It’s also thrilling to see some aspects of the game have remained unchanged: long bouncing runs from the backline, big grabs at full forward and a flag-waving goal umpire attending the four goal posts. Over a century later, with the code having expanded nationally to 16 teams, the film is a treasured reminder of the enduring passion and support that Australians have maintained for their winter game.
The AFL (Australian Football League) began in 1897 as the eight team VFL (Victorian Football League), consisting of seven inner-Melbourne clubs plus the regional city of Geelong’s representative team. As early as August 1898, moving image cameras were filming VFL football matches, capturing footage of Essendon and Geelong’s late season clash at the East Melbourne Cricket Ground.
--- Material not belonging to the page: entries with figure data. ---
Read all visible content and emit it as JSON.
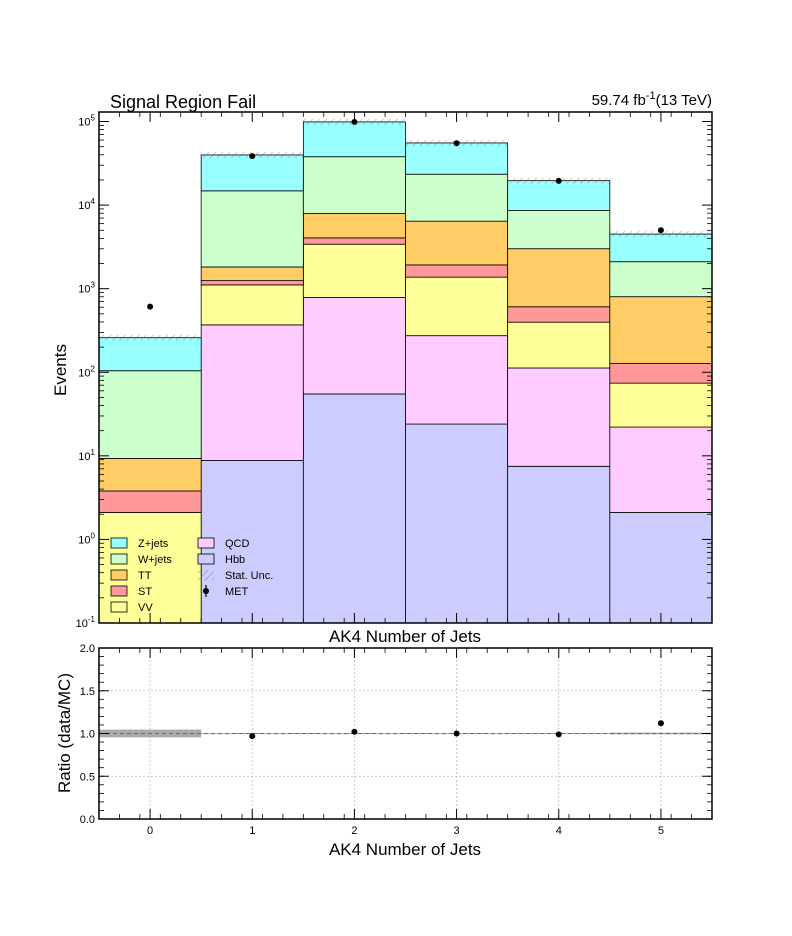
{
  "chart_data": [
    {
      "type": "bar",
      "stacked": true,
      "histogram": true,
      "title": "Signal Region Fail",
      "lumi_label": "59.74 fb",
      "lumi_exponent": "-1",
      "energy_label": "(13 TeV)",
      "xlabel": "AK4 Number of Jets",
      "ylabel": "Events",
      "yscale": "log",
      "ylim": [
        0.1,
        130000
      ],
      "xlim": [
        -0.5,
        5.5
      ],
      "categories": [
        "0",
        "1",
        "2",
        "3",
        "4",
        "5"
      ],
      "y_tick_labels": [
        {
          "base": "10",
          "exp": "-1"
        },
        {
          "base": "10",
          "exp": "0"
        },
        {
          "base": "10",
          "exp": "1"
        },
        {
          "base": "10",
          "exp": "2"
        },
        {
          "base": "10",
          "exp": "3"
        },
        {
          "base": "10",
          "exp": "4"
        },
        {
          "base": "10",
          "exp": "5"
        }
      ],
      "series": [
        {
          "name": "Hbb",
          "color": "#ccccff",
          "values": [
            0,
            8.8,
            55,
            24,
            7.5,
            2.1
          ]
        },
        {
          "name": "VV",
          "color": "#ffff99",
          "values": [
            2.1,
            0,
            0,
            0,
            0,
            0
          ]
        },
        {
          "name": "QCD",
          "color": "#ffccff",
          "values": [
            0,
            360,
            730,
            250,
            105,
            20
          ]
        },
        {
          "name": "VV",
          "color": "#ffff99",
          "values": [
            0,
            740,
            2620,
            1100,
            285,
            52
          ]
        },
        {
          "name": "ST",
          "color": "#ff9999",
          "values": [
            1.7,
            140,
            650,
            550,
            210,
            53
          ]
        },
        {
          "name": "TT",
          "color": "#ffcc66",
          "values": [
            5.5,
            570,
            3870,
            4500,
            2400,
            675
          ]
        },
        {
          "name": "W+jets",
          "color": "#ccffcc",
          "values": [
            95,
            13000,
            30000,
            17000,
            5600,
            1300
          ]
        },
        {
          "name": "Z+jets",
          "color": "#99ffff",
          "values": [
            155,
            25000,
            61000,
            32000,
            11000,
            2400
          ]
        }
      ],
      "data_points": {
        "name": "MET",
        "values": [
          610,
          38500,
          99000,
          55000,
          19500,
          5000
        ]
      },
      "legend": {
        "position": "bottom-left",
        "entries": [
          {
            "label": "Z+jets",
            "color": "#99ffff",
            "kind": "box"
          },
          {
            "label": "W+jets",
            "color": "#ccffcc",
            "kind": "box"
          },
          {
            "label": "TT",
            "color": "#ffcc66",
            "kind": "box"
          },
          {
            "label": "ST",
            "color": "#ff9999",
            "kind": "box"
          },
          {
            "label": "VV",
            "color": "#ffff99",
            "kind": "box"
          },
          {
            "label": "QCD",
            "color": "#ffccff",
            "kind": "box"
          },
          {
            "label": "Hbb",
            "color": "#ccccff",
            "kind": "box"
          },
          {
            "label": "Stat. Unc.",
            "color": "#888888",
            "kind": "hatch"
          },
          {
            "label": "MET",
            "color": "#000000",
            "kind": "marker"
          }
        ]
      }
    },
    {
      "type": "scatter",
      "xlabel": "AK4 Number of Jets",
      "ylabel": "Ratio (data/MC)",
      "ylim": [
        0.0,
        2.0
      ],
      "xlim": [
        -0.5,
        5.5
      ],
      "y_tick_labels": [
        "0.0",
        "0.5",
        "1.0",
        "1.5",
        "2.0"
      ],
      "x_tick_labels": [
        "0",
        "1",
        "2",
        "3",
        "4",
        "5"
      ],
      "grid": true,
      "reference_line": 1.0,
      "ratio_values": [
        null,
        0.97,
        1.02,
        1.0,
        0.99,
        1.12
      ],
      "uncertainty_band": {
        "color": "#aaaaaa",
        "half_widths": [
          0.045,
          0.004,
          0.004,
          0.004,
          0.006,
          0.01
        ]
      }
    }
  ]
}
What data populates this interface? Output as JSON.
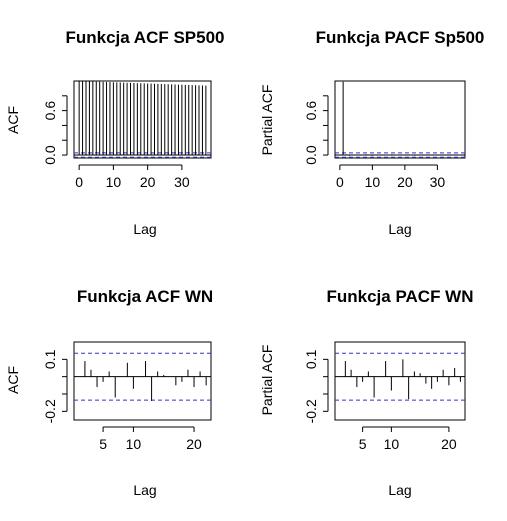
{
  "chart_data": [
    {
      "type": "bar",
      "title": "Funkcja ACF SP500",
      "xlabel": "Lag",
      "ylabel": "ACF",
      "xlim": [
        -1.5,
        38.5
      ],
      "ylim": [
        -0.04,
        1.0
      ],
      "xticks": [
        0,
        10,
        20,
        30
      ],
      "xtick_labels": [
        "0",
        "10",
        "20",
        "30"
      ],
      "yticks": [
        0.0,
        0.6
      ],
      "ytick_labels": [
        "0.0",
        "0.6"
      ],
      "yticks_unlabeled": [
        0.2,
        0.4,
        0.8
      ],
      "zero_line": true,
      "ci_bounds": [
        0.03,
        -0.03
      ],
      "x": [
        0,
        1,
        2,
        3,
        4,
        5,
        6,
        7,
        8,
        9,
        10,
        11,
        12,
        13,
        14,
        15,
        16,
        17,
        18,
        19,
        20,
        21,
        22,
        23,
        24,
        25,
        26,
        27,
        28,
        29,
        30,
        31,
        32,
        33,
        34,
        35,
        36,
        37
      ],
      "values": [
        1.0,
        0.998,
        0.996,
        0.995,
        0.993,
        0.991,
        0.99,
        0.988,
        0.986,
        0.985,
        0.983,
        0.981,
        0.98,
        0.978,
        0.976,
        0.975,
        0.973,
        0.971,
        0.97,
        0.968,
        0.966,
        0.965,
        0.963,
        0.961,
        0.96,
        0.958,
        0.956,
        0.955,
        0.953,
        0.951,
        0.95,
        0.948,
        0.946,
        0.945,
        0.943,
        0.941,
        0.94,
        0.938
      ]
    },
    {
      "type": "bar",
      "title": "Funkcja PACF Sp500",
      "xlabel": "Lag",
      "ylabel": "Partial ACF",
      "xlim": [
        -1.5,
        38.5
      ],
      "ylim": [
        -0.04,
        1.0
      ],
      "xticks": [
        0,
        10,
        20,
        30
      ],
      "xtick_labels": [
        "0",
        "10",
        "20",
        "30"
      ],
      "yticks": [
        0.0,
        0.6
      ],
      "ytick_labels": [
        "0.0",
        "0.6"
      ],
      "yticks_unlabeled": [
        0.2,
        0.4,
        0.8
      ],
      "zero_line": true,
      "ci_bounds": [
        0.03,
        -0.03
      ],
      "x": [
        1,
        2,
        3,
        4,
        5,
        6,
        7,
        8,
        9,
        10,
        11,
        12,
        13,
        14,
        15,
        16,
        17,
        18,
        19,
        20,
        21,
        22,
        23,
        24,
        25,
        26,
        27,
        28,
        29,
        30,
        31,
        32,
        33,
        34,
        35,
        36,
        37
      ],
      "values": [
        0.99,
        0.01,
        -0.01,
        0.0,
        0.005,
        -0.005,
        0.0,
        0.01,
        0.0,
        -0.01,
        0.0,
        0.005,
        0.0,
        -0.005,
        0.0,
        0.01,
        0.0,
        0.0,
        -0.005,
        0.0,
        0.005,
        0.0,
        -0.01,
        0.0,
        0.0,
        0.005,
        0.0,
        -0.005,
        0.0,
        0.0,
        0.005,
        0.0,
        0.0,
        -0.005,
        0.0,
        0.0,
        0.0
      ]
    },
    {
      "type": "bar",
      "title": "Funkcja ACF WN",
      "xlabel": "Lag",
      "ylabel": "ACF",
      "xlim": [
        0.2,
        22.8
      ],
      "ylim": [
        -0.25,
        0.2
      ],
      "xticks": [
        5,
        10,
        20
      ],
      "xtick_labels": [
        "5",
        "10",
        "20"
      ],
      "yticks": [
        0.1,
        -0.2
      ],
      "ytick_labels": [
        "0.1",
        "-0.2"
      ],
      "yticks_unlabeled": [
        0.0,
        -0.1
      ],
      "zero_line": true,
      "ci_bounds": [
        0.135,
        -0.135
      ],
      "x": [
        1,
        2,
        3,
        4,
        5,
        6,
        7,
        8,
        9,
        10,
        11,
        12,
        13,
        14,
        15,
        16,
        17,
        18,
        19,
        20,
        21,
        22
      ],
      "values": [
        0.0,
        0.09,
        0.04,
        -0.06,
        -0.03,
        0.03,
        -0.12,
        0.0,
        0.08,
        -0.07,
        0.0,
        0.09,
        -0.14,
        0.03,
        0.01,
        0.0,
        -0.05,
        -0.03,
        0.04,
        -0.06,
        0.03,
        -0.05
      ]
    },
    {
      "type": "bar",
      "title": "Funkcja PACF WN",
      "xlabel": "Lag",
      "ylabel": "Partial ACF",
      "xlim": [
        0.2,
        22.8
      ],
      "ylim": [
        -0.25,
        0.2
      ],
      "xticks": [
        5,
        10,
        20
      ],
      "xtick_labels": [
        "5",
        "10",
        "20"
      ],
      "yticks": [
        0.1,
        -0.2
      ],
      "ytick_labels": [
        "0.1",
        "-0.2"
      ],
      "yticks_unlabeled": [
        0.0,
        -0.1
      ],
      "zero_line": true,
      "ci_bounds": [
        0.135,
        -0.135
      ],
      "x": [
        1,
        2,
        3,
        4,
        5,
        6,
        7,
        8,
        9,
        10,
        11,
        12,
        13,
        14,
        15,
        16,
        17,
        18,
        19,
        20,
        21,
        22
      ],
      "values": [
        0.0,
        0.09,
        0.04,
        -0.06,
        -0.03,
        0.03,
        -0.12,
        0.0,
        0.09,
        -0.08,
        0.0,
        0.1,
        -0.13,
        0.03,
        0.02,
        -0.04,
        -0.07,
        -0.03,
        0.04,
        -0.05,
        0.05,
        -0.03
      ]
    }
  ]
}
However, it was not until Saturday 2 October 1909 at the famous Melbourne Cricket Ground that we get our earliest surviving glimpse of the way the game was played. In a low-scoring contest, and despite not kicking a goal in the last quarter, South Melbourne held off a desperate Carlton to win its first premiership flag by a slender two points in front of over 37,000 fans. This was South Melbourne’s first flag, one of only four in 113 years of the competition as South Melbourne/the Sydney Swans.
In 2009, to celebrate the centenary of this important sporting film, the NFSA created a new digital master from the film’s best surviving film component. From this, the NFSA has produced a three-minute highlights package of this historic film for viewing on the big screen at Melbourne’s Federation Square. This will be seen up to 12 times a day from 8 to 25 September and is the first time that this upgraded version will be seen on the big screen. For those of you passing through Melbourne, Federation Square is located literally a drop punt from Flinders Street station and a brisk walk from the MCG, ground zero for any self-respecting Aussie Rules fan.
I hope you can catch this rare opportunity to see this priceless fragment of Australian sporting film history on a big screen! If you can’t get down to Melbourne during September, you can always view the entire film on a much smaller screen via the digitised version available on the NFSA YouTube channel.